Étant coautrice d’un rapport sur la santé des femmes au travail1, il apparaît qu’elles ont parfois des problèmes différents des hommes. Mais tant au niveau de la sécurité sociale que de la direction du travail, les données spécifiques qui les concernent ne sont malheureusement pas encore exploitées. On sait par exemple que les femmes ont plus de troubles musculosquelettiques, qu’elles ont des cancers du sein, surtout si elles travaillent de nuit, etc. Et les vétérinaires ont un métier physique particulièrement exposé ! Nous sommes déjà sensibilisés à manipuler avec précaution les instruments tranchants, mais dans ma génération en tout cas, rien ne nous était enseigné en matière de prévention.

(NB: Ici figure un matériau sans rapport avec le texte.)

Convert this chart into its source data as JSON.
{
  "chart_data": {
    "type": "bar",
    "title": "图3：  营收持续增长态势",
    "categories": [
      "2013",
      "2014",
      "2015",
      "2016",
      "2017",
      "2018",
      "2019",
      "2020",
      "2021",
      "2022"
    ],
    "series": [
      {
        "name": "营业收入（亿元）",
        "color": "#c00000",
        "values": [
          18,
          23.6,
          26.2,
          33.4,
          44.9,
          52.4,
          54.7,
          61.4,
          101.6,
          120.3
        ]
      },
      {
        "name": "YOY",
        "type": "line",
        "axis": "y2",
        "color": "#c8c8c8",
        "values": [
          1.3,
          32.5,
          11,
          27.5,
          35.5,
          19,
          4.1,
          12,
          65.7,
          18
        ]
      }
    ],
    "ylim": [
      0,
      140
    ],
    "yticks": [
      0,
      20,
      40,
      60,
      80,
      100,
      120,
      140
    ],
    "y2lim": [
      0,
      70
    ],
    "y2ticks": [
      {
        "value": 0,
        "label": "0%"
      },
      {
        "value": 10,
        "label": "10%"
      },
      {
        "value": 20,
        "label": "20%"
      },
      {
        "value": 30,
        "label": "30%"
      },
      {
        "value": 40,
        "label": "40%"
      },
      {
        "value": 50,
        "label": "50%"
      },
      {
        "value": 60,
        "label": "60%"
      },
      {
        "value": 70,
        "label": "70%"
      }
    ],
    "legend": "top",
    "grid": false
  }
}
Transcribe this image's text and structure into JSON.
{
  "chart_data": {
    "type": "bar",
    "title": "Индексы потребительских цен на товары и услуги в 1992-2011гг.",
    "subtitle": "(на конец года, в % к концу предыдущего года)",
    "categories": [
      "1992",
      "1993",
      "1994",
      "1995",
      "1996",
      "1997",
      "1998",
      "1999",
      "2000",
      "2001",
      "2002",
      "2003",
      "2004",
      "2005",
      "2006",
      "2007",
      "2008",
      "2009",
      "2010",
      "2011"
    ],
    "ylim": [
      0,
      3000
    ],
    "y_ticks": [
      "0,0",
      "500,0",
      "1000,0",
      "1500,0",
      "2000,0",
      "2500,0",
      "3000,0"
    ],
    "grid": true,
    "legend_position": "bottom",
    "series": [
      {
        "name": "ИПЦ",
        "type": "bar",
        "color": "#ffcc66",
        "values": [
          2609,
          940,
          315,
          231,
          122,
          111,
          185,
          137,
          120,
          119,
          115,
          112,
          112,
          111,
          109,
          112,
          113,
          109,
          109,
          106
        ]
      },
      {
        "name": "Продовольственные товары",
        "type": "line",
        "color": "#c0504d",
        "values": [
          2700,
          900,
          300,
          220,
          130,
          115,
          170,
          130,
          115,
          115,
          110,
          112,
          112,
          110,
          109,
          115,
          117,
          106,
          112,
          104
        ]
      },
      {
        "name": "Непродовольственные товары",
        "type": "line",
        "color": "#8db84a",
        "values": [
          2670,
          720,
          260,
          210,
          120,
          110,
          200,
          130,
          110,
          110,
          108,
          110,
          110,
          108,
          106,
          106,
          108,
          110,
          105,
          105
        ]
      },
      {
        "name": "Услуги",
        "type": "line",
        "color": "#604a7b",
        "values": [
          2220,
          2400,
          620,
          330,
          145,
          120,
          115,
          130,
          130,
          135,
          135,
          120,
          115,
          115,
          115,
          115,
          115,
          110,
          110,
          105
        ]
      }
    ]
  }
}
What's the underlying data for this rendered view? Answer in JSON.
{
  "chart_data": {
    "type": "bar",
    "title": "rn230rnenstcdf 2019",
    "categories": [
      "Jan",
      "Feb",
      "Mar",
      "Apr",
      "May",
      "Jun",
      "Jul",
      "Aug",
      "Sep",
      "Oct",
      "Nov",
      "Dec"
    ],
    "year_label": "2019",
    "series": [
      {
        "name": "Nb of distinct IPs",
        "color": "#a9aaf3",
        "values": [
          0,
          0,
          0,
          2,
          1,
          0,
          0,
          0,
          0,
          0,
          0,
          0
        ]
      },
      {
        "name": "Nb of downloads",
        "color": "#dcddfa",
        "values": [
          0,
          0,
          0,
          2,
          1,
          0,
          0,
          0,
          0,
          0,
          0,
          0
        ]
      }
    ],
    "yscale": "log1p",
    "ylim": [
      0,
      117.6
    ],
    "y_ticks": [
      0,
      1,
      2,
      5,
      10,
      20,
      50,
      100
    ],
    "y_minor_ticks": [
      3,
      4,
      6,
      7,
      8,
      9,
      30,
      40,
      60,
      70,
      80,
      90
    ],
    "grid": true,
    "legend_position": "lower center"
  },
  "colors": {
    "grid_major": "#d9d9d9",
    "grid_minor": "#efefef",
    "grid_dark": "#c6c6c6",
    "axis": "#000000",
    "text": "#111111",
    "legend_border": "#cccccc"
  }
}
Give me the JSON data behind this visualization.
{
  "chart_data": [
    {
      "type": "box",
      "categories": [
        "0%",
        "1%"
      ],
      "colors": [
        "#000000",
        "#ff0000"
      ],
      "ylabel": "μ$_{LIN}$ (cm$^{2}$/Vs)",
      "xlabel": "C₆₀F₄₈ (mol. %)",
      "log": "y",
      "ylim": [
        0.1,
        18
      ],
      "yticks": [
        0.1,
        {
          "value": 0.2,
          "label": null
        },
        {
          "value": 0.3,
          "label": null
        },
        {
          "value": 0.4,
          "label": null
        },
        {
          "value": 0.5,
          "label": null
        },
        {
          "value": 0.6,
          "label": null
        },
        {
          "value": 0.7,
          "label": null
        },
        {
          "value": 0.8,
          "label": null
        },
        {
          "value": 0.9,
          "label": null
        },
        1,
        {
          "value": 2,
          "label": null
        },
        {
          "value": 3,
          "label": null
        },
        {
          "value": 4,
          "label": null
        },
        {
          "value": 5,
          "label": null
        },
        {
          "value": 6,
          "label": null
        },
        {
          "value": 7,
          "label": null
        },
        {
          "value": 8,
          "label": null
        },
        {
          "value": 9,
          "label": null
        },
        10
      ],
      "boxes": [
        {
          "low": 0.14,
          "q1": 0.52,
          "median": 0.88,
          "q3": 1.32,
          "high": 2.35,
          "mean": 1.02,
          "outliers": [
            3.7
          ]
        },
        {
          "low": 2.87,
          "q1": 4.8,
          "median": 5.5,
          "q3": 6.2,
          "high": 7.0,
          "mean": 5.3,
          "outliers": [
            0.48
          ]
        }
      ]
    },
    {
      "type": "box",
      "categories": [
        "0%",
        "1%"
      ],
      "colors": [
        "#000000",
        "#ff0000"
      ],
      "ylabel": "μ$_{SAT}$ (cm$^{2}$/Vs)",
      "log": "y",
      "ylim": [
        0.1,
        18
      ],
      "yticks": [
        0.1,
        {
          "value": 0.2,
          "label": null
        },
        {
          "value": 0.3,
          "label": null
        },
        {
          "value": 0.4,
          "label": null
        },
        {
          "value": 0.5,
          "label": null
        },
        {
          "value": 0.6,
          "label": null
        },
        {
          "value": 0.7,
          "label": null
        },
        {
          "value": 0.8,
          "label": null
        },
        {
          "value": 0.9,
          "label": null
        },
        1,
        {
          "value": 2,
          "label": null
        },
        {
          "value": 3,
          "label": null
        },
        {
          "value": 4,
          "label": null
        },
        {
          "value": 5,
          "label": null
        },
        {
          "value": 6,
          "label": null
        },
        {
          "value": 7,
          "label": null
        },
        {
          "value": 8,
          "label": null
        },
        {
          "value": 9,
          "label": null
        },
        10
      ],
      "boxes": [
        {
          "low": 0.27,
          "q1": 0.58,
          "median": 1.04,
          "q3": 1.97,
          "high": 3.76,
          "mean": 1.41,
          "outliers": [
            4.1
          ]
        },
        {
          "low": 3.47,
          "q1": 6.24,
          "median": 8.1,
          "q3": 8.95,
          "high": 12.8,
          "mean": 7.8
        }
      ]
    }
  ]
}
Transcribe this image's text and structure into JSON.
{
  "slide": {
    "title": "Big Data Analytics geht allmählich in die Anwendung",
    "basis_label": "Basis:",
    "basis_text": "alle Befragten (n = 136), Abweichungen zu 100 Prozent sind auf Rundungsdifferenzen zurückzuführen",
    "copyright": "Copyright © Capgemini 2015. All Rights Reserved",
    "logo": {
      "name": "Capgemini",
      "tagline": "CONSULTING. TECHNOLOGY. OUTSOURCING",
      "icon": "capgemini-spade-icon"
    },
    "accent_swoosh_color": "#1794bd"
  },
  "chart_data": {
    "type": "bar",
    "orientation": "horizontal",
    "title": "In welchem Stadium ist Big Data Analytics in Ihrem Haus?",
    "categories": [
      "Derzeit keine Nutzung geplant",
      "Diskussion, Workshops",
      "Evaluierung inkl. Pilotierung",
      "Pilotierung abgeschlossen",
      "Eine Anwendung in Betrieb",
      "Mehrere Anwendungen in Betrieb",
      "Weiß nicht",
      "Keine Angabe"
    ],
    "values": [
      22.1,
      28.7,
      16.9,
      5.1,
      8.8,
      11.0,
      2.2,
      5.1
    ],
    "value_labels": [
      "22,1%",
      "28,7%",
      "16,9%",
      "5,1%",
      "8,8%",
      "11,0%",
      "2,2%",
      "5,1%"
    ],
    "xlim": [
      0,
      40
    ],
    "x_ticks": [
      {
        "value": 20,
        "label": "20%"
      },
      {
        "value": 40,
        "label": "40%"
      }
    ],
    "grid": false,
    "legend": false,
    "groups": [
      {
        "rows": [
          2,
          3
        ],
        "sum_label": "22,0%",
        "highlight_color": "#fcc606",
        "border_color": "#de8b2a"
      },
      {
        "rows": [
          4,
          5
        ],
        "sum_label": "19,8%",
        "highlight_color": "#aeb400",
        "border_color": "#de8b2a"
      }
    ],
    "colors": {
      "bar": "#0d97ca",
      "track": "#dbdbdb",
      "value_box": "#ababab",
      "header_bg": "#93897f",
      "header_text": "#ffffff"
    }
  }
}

Par exemple, c’est mon fils qui m’a un jour fait remarquer que, pour préserver mon dos, je n’adoptais pas la meilleure posture quand je soulevais des charges lourdes (gros chien…). Et j’étais revenue couverte de bleus de ma première campagne de prophylaxie ! Certaines choses devraient donc être enseignées à tous dès la primaire, et les écoles vétérinaires ont aussi un rôle spécifique à jouer.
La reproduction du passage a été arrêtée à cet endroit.